Still, the junta is unlikely to fall in the near future, especially because of China – which Min Aung Hlaing, Myanmar’s military leader, visited last week for the first time since the coup.
Although the superpower did not initially step in to stop Operation 1027, Beijing has since been alarmed at the rapid degeneration of the military.
It still considers it to be the best guarantor of stability, and reportedly does not want its neighbour to end up controlled by the Western-backed parallel National Unity Government.
“China’s shifting political position vis à vis Myanmar over the last few months is perhaps more important than anything else, and will shape how the trajectory evolves from here,” said Mr Horsey.
“It’s not that China is wholeheartedly backing the regime… but if the regime falls, they’re worried about what could happen next.”
Against this backdrop, foreign fighters may offer a morale boost, but are unlikely to tilt the odds, and could even prove a hindrance because of language barriers or inexperience.
“It’s still relatively small numbers of people.
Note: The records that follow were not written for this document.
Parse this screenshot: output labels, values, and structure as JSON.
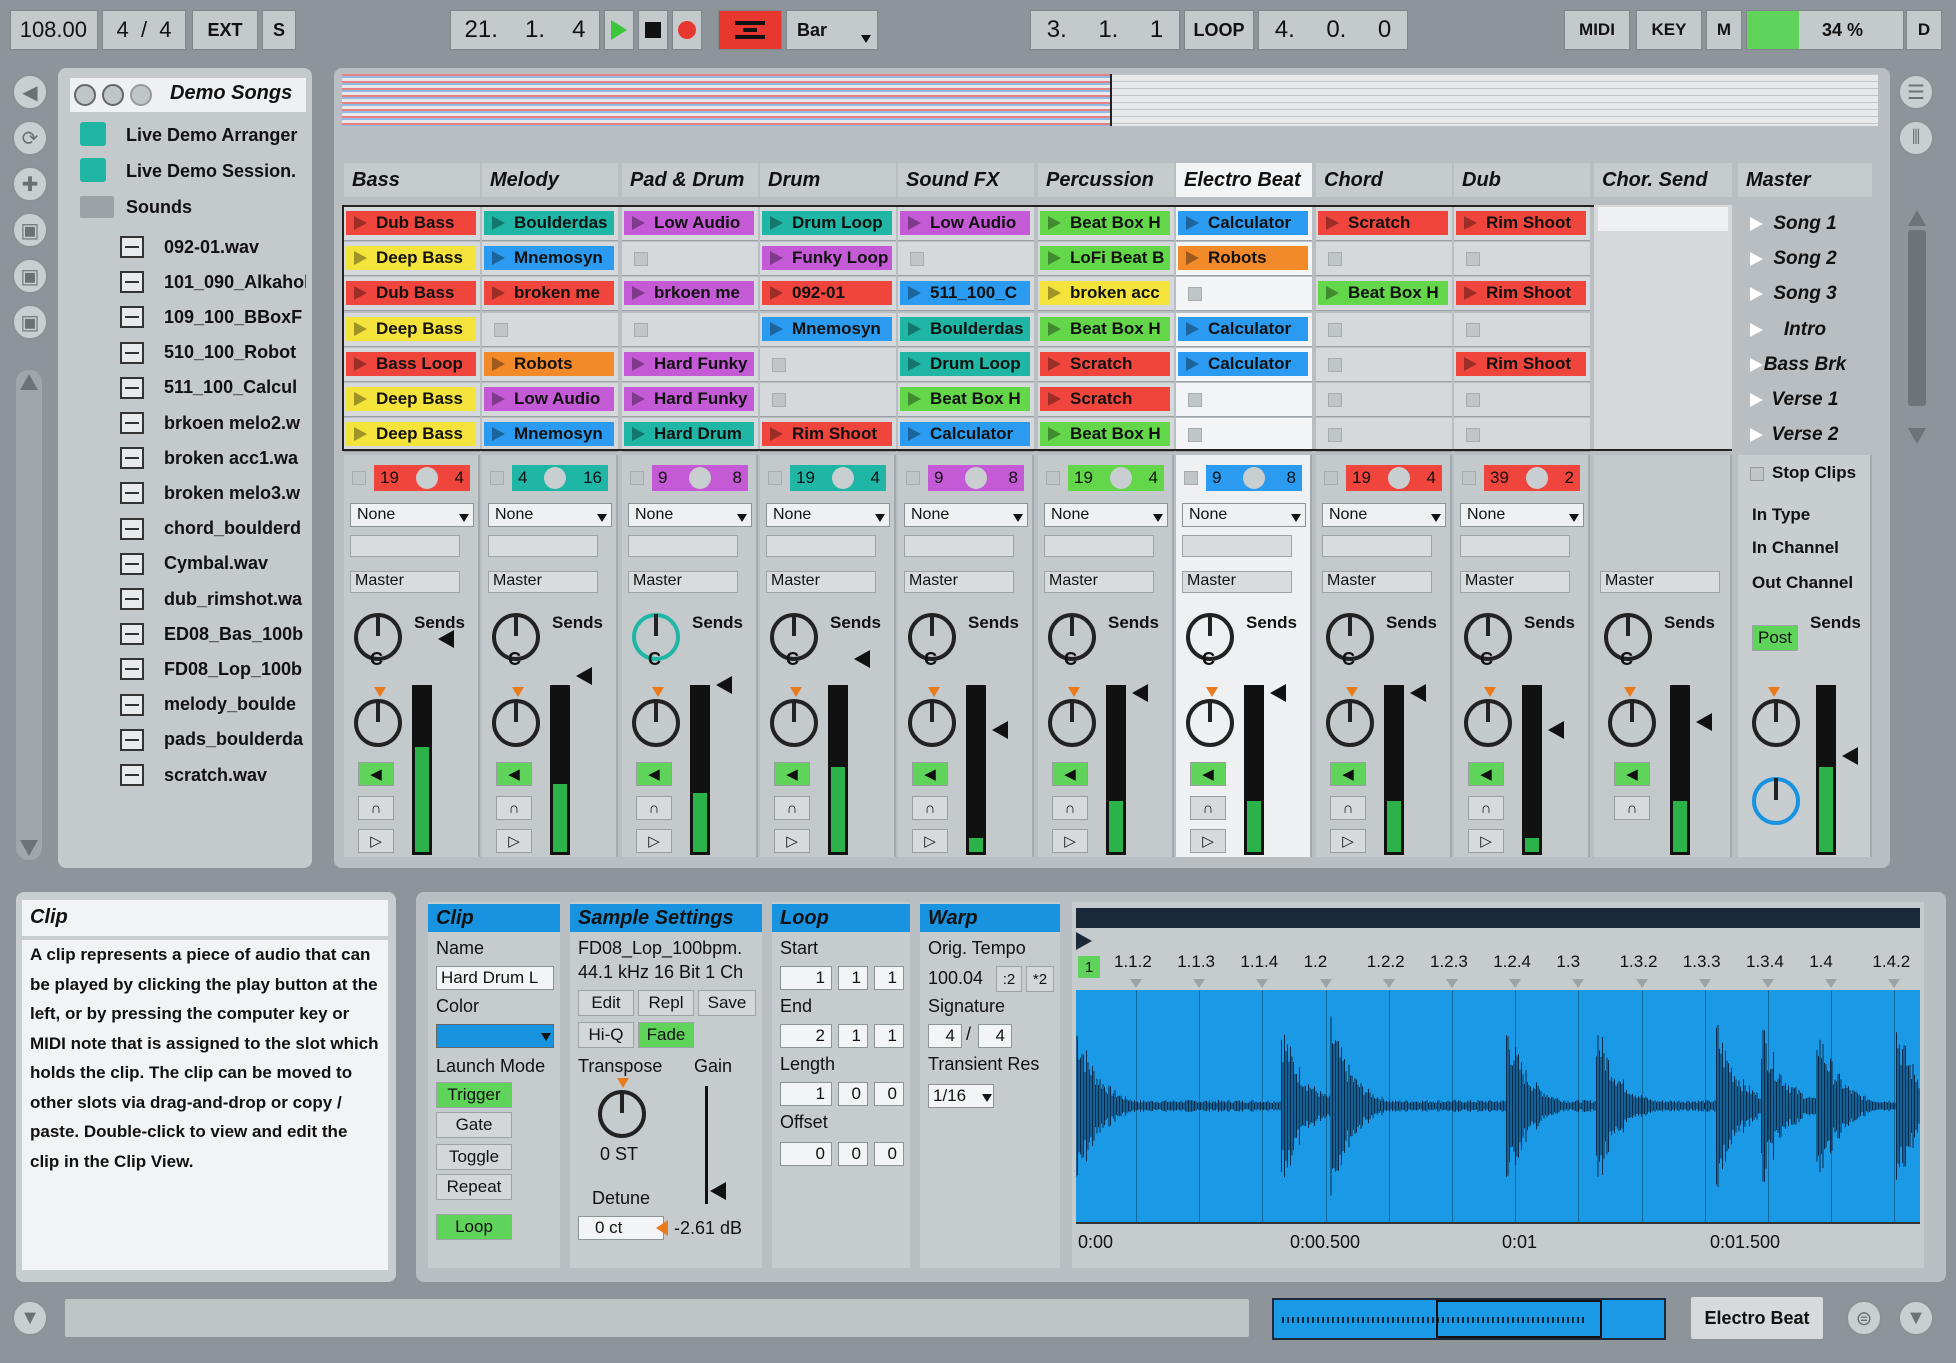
{
  "transport": {
    "tempo": "108.00",
    "sig_num": "4",
    "sig_sep": "/",
    "sig_den": "4",
    "ext": "EXT",
    "s": "S",
    "pos_a": "21.",
    "pos_b": "1.",
    "pos_c": "4",
    "quant": "Bar",
    "loop_start_a": "3.",
    "loop_start_b": "1.",
    "loop_start_c": "1",
    "loop": "LOOP",
    "loop_len_a": "4.",
    "loop_len_b": "0.",
    "loop_len_c": "0",
    "midi": "MIDI",
    "key": "KEY",
    "m": "M",
    "cpu": "34 %",
    "d": "D"
  },
  "browser": {
    "title": "Demo Songs",
    "items": [
      "Live Demo Arranger",
      "Live Demo Session.",
      "Sounds"
    ],
    "files": [
      "092-01.wav",
      "101_090_Alkahol",
      "109_100_BBoxF",
      "510_100_Robot",
      "511_100_Calcul",
      "brkoen melo2.w",
      "broken acc1.wa",
      "broken melo3.w",
      "chord_boulderd",
      "Cymbal.wav",
      "dub_rimshot.wa",
      "ED08_Bas_100b",
      "FD08_Lop_100b",
      "melody_boulde",
      "pads_boulderda",
      "scratch.wav"
    ]
  },
  "tracks": [
    {
      "name": "Bass",
      "clips": [
        [
          "Dub Bass",
          "#f0453d"
        ],
        [
          "Deep Bass",
          "#f4e33a"
        ],
        [
          "Dub Bass",
          "#f0453d"
        ],
        [
          "Deep Bass",
          "#f4e33a"
        ],
        [
          "Bass Loop",
          "#f0453d"
        ],
        [
          "Deep Bass",
          "#f4e33a"
        ],
        [
          "Deep Bass",
          "#f4e33a"
        ]
      ],
      "ctr_a": "19",
      "ctr_b": "4",
      "ctr_color": "#f0453d",
      "input": "None",
      "out": "Master",
      "meter": 0.62
    },
    {
      "name": "Melody",
      "clips": [
        [
          "Boulderdas",
          "#1fb6a6"
        ],
        [
          "Mnemosyn",
          "#2a9bf0"
        ],
        [
          "broken me",
          "#f0453d"
        ],
        null,
        [
          "Robots",
          "#f28a2a"
        ],
        [
          "Low Audio",
          "#c45ad6"
        ],
        [
          "Mnemosyn",
          "#2a9bf0"
        ]
      ],
      "ctr_a": "4",
      "ctr_b": "16",
      "ctr_color": "#1fb6a6",
      "input": "None",
      "out": "Master",
      "meter": 0.4
    },
    {
      "name": "Pad & Drum",
      "clips": [
        [
          "Low Audio",
          "#c45ad6"
        ],
        null,
        [
          "brkoen me",
          "#c45ad6"
        ],
        null,
        [
          "Hard Funky",
          "#c45ad6"
        ],
        [
          "Hard Funky",
          "#c45ad6"
        ],
        [
          "Hard Drum",
          "#1fb6a6"
        ]
      ],
      "ctr_a": "9",
      "ctr_b": "8",
      "ctr_color": "#c45ad6",
      "input": "None",
      "out": "Master",
      "meter": 0.35
    },
    {
      "name": "Drum",
      "clips": [
        [
          "Drum Loop",
          "#1fb6a6"
        ],
        [
          "Funky Loop",
          "#c45ad6"
        ],
        [
          "092-01",
          "#f0453d"
        ],
        [
          "Mnemosyn",
          "#2a9bf0"
        ],
        null,
        null,
        [
          "Rim Shoot",
          "#f0453d"
        ]
      ],
      "ctr_a": "19",
      "ctr_b": "4",
      "ctr_color": "#1fb6a6",
      "input": "None",
      "out": "Master",
      "meter": 0.5
    },
    {
      "name": "Sound FX",
      "clips": [
        [
          "Low Audio",
          "#c45ad6"
        ],
        null,
        [
          "511_100_C",
          "#2a9bf0"
        ],
        [
          "Boulderdas",
          "#1fb6a6"
        ],
        [
          "Drum Loop",
          "#1fb6a6"
        ],
        [
          "Beat Box H",
          "#63d64a"
        ],
        [
          "Calculator",
          "#2a9bf0"
        ]
      ],
      "ctr_a": "9",
      "ctr_b": "8",
      "ctr_color": "#c45ad6",
      "input": "None",
      "out": "Master",
      "meter": 0.08
    },
    {
      "name": "Percussion",
      "clips": [
        [
          "Beat Box H",
          "#63d64a"
        ],
        [
          "LoFi Beat B",
          "#63d64a"
        ],
        [
          "broken acc",
          "#f4e33a"
        ],
        [
          "Beat Box H",
          "#63d64a"
        ],
        [
          "Scratch",
          "#f0453d"
        ],
        [
          "Scratch",
          "#f0453d"
        ],
        [
          "Beat Box H",
          "#63d64a"
        ]
      ],
      "ctr_a": "19",
      "ctr_b": "4",
      "ctr_color": "#63d64a",
      "input": "None",
      "out": "Master",
      "meter": 0.3
    },
    {
      "name": "Electro Beat",
      "clips": [
        [
          "Calculator",
          "#2a9bf0"
        ],
        [
          "Robots",
          "#f28a2a"
        ],
        null,
        [
          "Calculator",
          "#2a9bf0"
        ],
        [
          "Calculator",
          "#2a9bf0"
        ],
        null,
        null
      ],
      "ctr_a": "9",
      "ctr_b": "8",
      "ctr_color": "#2a9bf0",
      "input": "None",
      "out": "Master",
      "meter": 0.3
    },
    {
      "name": "Chord",
      "clips": [
        [
          "Scratch",
          "#f0453d"
        ],
        null,
        [
          "Beat Box H",
          "#63d64a"
        ],
        null,
        null,
        null,
        null
      ],
      "ctr_a": "19",
      "ctr_b": "4",
      "ctr_color": "#f0453d",
      "input": "None",
      "out": "Master",
      "meter": 0.3
    },
    {
      "name": "Dub",
      "clips": [
        [
          "Rim Shoot",
          "#f0453d"
        ],
        null,
        [
          "Rim Shoot",
          "#f0453d"
        ],
        null,
        [
          "Rim Shoot",
          "#f0453d"
        ],
        null,
        null
      ],
      "ctr_a": "39",
      "ctr_b": "2",
      "ctr_color": "#f0453d",
      "input": "None",
      "out": "Master",
      "meter": 0.08
    }
  ],
  "return_track": {
    "name": "Chor. Send",
    "out": "Master",
    "sends": "Sends"
  },
  "master": {
    "name": "Master",
    "scenes": [
      "Song 1",
      "Song 2",
      "Song 3",
      "Intro",
      "Bass Brk",
      "Verse 1",
      "Verse 2"
    ],
    "stop_clips": "Stop Clips",
    "in_type": "In Type",
    "in_channel": "In Channel",
    "out_channel": "Out Channel",
    "post": "Post",
    "sends": "Sends"
  },
  "sends_label": "Sends",
  "knob_letter": "C",
  "info": {
    "title": "Clip",
    "text": "A clip represents a piece of audio that can be played by clicking the play button at the left, or by pressing the computer key or MIDI note that is assigned to the slot which holds the clip. The clip can be moved to other slots via drag-and-drop or copy / paste. Double-click to view and edit the clip in the Clip View."
  },
  "clip": {
    "title": "Clip",
    "name_label": "Name",
    "name": "Hard Drum L",
    "color_label": "Color",
    "launch_label": "Launch Mode",
    "trigger": "Trigger",
    "gate": "Gate",
    "toggle": "Toggle",
    "repeat": "Repeat",
    "loop": "Loop",
    "accent": "#1893e0"
  },
  "sample": {
    "title": "Sample Settings",
    "file": "FD08_Lop_100bpm.",
    "format": "44.1 kHz 16 Bit 1 Ch",
    "edit": "Edit",
    "repl": "Repl",
    "save": "Save",
    "hiq": "Hi-Q",
    "fade": "Fade",
    "transpose_label": "Transpose",
    "gain_label": "Gain",
    "transpose": "0 ST",
    "detune_label": "Detune",
    "detune": "0 ct",
    "gain": "-2.61 dB"
  },
  "loop": {
    "title": "Loop",
    "start_label": "Start",
    "start": [
      "1",
      "1",
      "1"
    ],
    "end_label": "End",
    "end": [
      "2",
      "1",
      "1"
    ],
    "length_label": "Length",
    "length": [
      "1",
      "0",
      "0"
    ],
    "offset_label": "Offset",
    "offset": [
      "0",
      "0",
      "0"
    ]
  },
  "warp": {
    "title": "Warp",
    "tempo_label": "Orig. Tempo",
    "tempo": "100.04",
    "half": ":2",
    "double": "*2",
    "sig_label": "Signature",
    "sig_num": "4",
    "sig_den": "4",
    "transient_label": "Transient Res",
    "transient": "1/16"
  },
  "waveform": {
    "marker": "1",
    "ticks": [
      "1.1.2",
      "1.1.3",
      "1.1.4",
      "1.2",
      "1.2.2",
      "1.2.3",
      "1.2.4",
      "1.3",
      "1.3.2",
      "1.3.3",
      "1.3.4",
      "1.4",
      "1.4.2"
    ],
    "times": [
      "0:00",
      "0:00.500",
      "0:01",
      "0:01.500"
    ],
    "color": "#1a9ae6"
  },
  "status": {
    "track": "Electro Beat"
  }
}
This isn’t an international brigade, this isn’t the Spanish Civil War, this isn’t even Ukraine,” said Mr Horsey.
“And if you’re a new PDF [fighter], you don’t necessarily need an American or European to teach you to use a gun. There are plenty of people in Myanmar who know that.”
Others are more circumspect, including Mr Eubank’s FBR, which has included foreign and local volunteers since the 1990s.
Although its aim is to provide healthcare and aid to displaced communities, it has acknowledged that its members sometimes carry weapons for self-defence.
“We’re grateful for anyone that comes and helps,” Mr Eubank said. “For those who feel they should join the armed resistance and fight the dictators, I think that’s a personal decision, and it’s obviously a very dangerous and risky one… It’s not what we do.”
In Chin state, Azad has no intention of leaving soon, and although he says his enemies are far more cruel than his previous opponents in Syria, he is convinced the rebels will eventually come out on top.
“[This is] an enemy that is in every way sadistic and inhuman and, on a daily basis, commits tragedies,” he said.
“But it’s almost unbelievable, the degree to which the Burmese army is bad… in my experience, I have yet to see them hit what they’re aiming at.
“Even three years ago [the junta] was assumed to be one of the most powerful militaries in south-east Asia. The fact is that this military giant is now being defeated by, essentially, a people’s army of different groups,” he added.
“Authoritarianism, dictatorships can be defeated, as long as people are willing to resist.
“That’s a very big inspiration for me personally… Hopefully by this time next year, we’ll be drinking tea in Yangon.”